Robert Kenyon, the Makerfield byelection candidate Reform continues to fully support despite everything, has described abortion as “the cowardly act of women murdering a defenceless baby” and said women have abortions “so they can shag anyone they want.” He refused to discuss or withdraw the comment on Question Time.


The 86% problem

YouGov polling suggests that 86% of Reform UK voters support the right to abortion. This is the specific gap between what Reform’s voter base believes and what Reform’s financial relationships, parliamentary votes and senior figures’ public statements point toward.

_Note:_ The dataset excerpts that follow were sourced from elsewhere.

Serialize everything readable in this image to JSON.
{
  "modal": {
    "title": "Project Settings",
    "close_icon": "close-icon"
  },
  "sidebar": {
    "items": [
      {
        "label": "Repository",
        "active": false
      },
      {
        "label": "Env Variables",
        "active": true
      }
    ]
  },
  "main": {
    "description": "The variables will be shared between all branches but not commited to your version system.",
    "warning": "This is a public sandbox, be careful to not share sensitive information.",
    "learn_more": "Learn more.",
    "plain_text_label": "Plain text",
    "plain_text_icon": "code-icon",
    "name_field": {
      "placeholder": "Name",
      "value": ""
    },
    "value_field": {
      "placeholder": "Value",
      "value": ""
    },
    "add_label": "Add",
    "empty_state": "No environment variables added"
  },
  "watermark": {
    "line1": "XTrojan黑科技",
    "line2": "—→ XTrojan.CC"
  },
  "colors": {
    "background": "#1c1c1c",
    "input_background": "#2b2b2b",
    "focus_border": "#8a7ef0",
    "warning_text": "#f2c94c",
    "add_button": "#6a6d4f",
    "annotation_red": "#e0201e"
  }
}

Reform keeps its abortion position deliberately vague. There is no policy on its published pages. Its manifesto contains no specific commitment to restrict or reverse abortion rights. But its head of policy opposes abortion in cases of rape. Four of its MPs voted against decriminalisation. Its deputy leader called decriminalisation “abortion carnage.” Its equalities spokesperson says it should be reversed. Its leader has taken over £83,000 from groups organised specifically around restricting or eliminating abortion access. And the organisation that helped overturn Roe v Wade in America has tripled its UK spending and is deepening its ties with the party.

The argument that Reform “has no plans to alter UK abortion law” is the argument a party makes when it has not yet won power. The personnel, the money, the votes and the rhetoric all point in the same direction.